Konsekuensinya, dalam islam ada 2 Allah, dan ini jelas-jelas bertentangan
dengan konsep tauhid.
Ada
umat islam mencoba menjelaskan persoalan ini dengan mengatakan bahwa yang
berbicara saat itu bukanlah Allah, melainkan Malaikat Jibril. Tentulah hal ini
dipahami bahwa Malaikat Jibril hanyalah pembawa pesan Allah. Akan tetapi, hal
ini jelas bertentangan dengan paham “Alqur’an
adalah wahyu yang langsung dari Allah”. Jika mengatakan ayat di atas adalah
perkataan Malaikat Jibril, maka berarti Alqur’an tidak lagi wahyu yang langsung dari Allah atau Alqur’an adalah wahyu yang
bukan langsung dari Allah. Seandainya pun benar bahwa kutipan ayat di atas
merupakan kata-kata Malaikat Jibril, maka seharusnya, demi alasan etis,
Malaikat Jibril berkata, “Allah berfirman ……” Artinya, kalimatnya diawali
dengan “Allah berfirman”, sebagaimana yang terdapat dalam dalam QS al-Araf: 38
dan QS Yunus: 89. Faktanya, hal itu tidak terlihat, sehingga benar-benar
kalimat pertama ini sangat membingungkan bagi orang yang berakal. Karena itu,
kalimat pertama ini, secara tak langsung, bertentangan dengan kalimat kelima.
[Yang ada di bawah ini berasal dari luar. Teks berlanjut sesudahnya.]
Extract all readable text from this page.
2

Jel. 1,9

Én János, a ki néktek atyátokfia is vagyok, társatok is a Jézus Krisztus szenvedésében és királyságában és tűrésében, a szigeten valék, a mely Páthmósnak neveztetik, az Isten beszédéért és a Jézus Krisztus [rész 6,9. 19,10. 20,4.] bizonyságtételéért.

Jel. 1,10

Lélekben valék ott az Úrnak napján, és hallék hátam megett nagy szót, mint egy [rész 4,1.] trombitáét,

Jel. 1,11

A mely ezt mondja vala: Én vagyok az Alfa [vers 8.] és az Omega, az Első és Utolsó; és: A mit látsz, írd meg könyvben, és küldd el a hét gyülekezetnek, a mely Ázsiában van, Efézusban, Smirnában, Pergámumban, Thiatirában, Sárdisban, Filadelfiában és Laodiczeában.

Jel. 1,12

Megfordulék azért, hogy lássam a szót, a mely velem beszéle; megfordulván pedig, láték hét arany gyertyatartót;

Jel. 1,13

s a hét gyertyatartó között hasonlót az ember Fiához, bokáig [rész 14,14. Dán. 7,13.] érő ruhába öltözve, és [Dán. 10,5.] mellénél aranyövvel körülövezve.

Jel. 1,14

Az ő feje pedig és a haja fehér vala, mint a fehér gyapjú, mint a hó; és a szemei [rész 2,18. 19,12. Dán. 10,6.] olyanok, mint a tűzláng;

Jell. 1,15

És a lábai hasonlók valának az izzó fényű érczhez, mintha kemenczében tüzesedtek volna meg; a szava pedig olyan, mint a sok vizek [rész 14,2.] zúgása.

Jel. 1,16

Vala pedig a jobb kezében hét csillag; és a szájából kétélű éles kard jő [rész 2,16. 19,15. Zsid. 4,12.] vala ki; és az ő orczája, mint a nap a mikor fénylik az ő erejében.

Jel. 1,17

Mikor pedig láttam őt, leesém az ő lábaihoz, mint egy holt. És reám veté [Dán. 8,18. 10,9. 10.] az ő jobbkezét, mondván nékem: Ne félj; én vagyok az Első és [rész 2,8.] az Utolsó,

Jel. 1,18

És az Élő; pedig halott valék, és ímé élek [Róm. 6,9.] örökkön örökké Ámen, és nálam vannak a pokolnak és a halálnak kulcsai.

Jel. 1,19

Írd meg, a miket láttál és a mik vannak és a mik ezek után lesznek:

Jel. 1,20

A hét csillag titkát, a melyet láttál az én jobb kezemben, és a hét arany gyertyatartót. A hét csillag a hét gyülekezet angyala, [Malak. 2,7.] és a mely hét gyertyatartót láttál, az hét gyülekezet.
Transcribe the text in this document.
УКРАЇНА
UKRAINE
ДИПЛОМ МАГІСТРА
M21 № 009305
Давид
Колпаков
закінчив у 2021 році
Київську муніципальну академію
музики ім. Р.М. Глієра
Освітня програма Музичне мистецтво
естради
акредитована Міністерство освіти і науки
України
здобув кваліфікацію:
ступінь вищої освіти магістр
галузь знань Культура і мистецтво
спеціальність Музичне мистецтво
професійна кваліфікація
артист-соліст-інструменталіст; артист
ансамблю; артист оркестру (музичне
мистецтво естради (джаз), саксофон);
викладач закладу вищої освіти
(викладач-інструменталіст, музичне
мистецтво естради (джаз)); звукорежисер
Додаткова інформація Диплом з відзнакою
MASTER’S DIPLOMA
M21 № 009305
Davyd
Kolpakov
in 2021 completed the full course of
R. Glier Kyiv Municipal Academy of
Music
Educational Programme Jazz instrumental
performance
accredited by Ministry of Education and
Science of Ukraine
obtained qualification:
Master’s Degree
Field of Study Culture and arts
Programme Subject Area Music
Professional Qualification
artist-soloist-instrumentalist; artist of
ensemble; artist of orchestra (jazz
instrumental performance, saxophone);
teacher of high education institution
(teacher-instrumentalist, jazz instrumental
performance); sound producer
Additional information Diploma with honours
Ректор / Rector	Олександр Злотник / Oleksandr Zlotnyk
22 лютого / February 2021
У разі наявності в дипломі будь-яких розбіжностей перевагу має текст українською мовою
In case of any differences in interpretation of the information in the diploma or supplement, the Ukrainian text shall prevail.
Bagaimana bisa mengambil pelajaran jika pelajaran yang disampaikan
membingungkan bagi orang yang berakal?
Sedikit
berbeda dengan kalimat pertama, membaca kalimat kedua orang dapat langsung
menemukan keanehan dan ketidak-masuk-akalan. Kalimat kedua ini mau mengatakan bahwa
dalam wahyu Allah, yaitu dalam Alqur’an,
ada ayat muhkamat,
dan ayat mutasyabihat. Sangat menarik kalau kita
membaca catatan kaki yang menerangkan arti kedua istilah ini dalam “Alqur’an dan Terjemahannya,
Departemen Agama RI, Edisi Terkini Revisi Tahun 2006”. Di sana dikatakan bahwa ayat muhkamat adalah
“ayat-ayat yang terang dan tegas maksudnya, dapat dipahami dengan mudah”,
sedangkan ayat mutasyabihat adalah “ayat-ayat yang mengandung beberapa
pengertian, sulit dipahami atau hanya Allah yang mengetahui.” Dalam Alqur’an dapat ditemukan beberapa
wahyu Allah yang masuk kategori mutasyabihat. Misalnya, ayat-ayat pembuka di
sekitar 25 surah. Pada catatan kaki no. 4 atas surah al-Baqarah, yang diambil
dari Alqur’an dan Terjemahannya,
Departemen Agama RI, dikatakan bahwa makna ayat tersebut “hanya Allah yang tahu”.
Dengan
demikian, kalimat kedua ini harus dipahami bahwa dalam Alqur’an itu ada wahyu Allah yang
tidak bisa dimengerti oleh manusia manapun, kecuali oleh Allah sendiri. Bagi
orang yang sudah sering membaca Alqur’an,
tentulah pernyataan Allah ini bertentangan dengan diri-Nya sendiri. Karena
dalam beberapa wahyu-Nya, baik yang turun di Mekkah maupun di Madinah, Allah
berkata bahwa Alqur’an adalah kitab yang jelas. Artinya, wahyu Allah itu mudah dipahami.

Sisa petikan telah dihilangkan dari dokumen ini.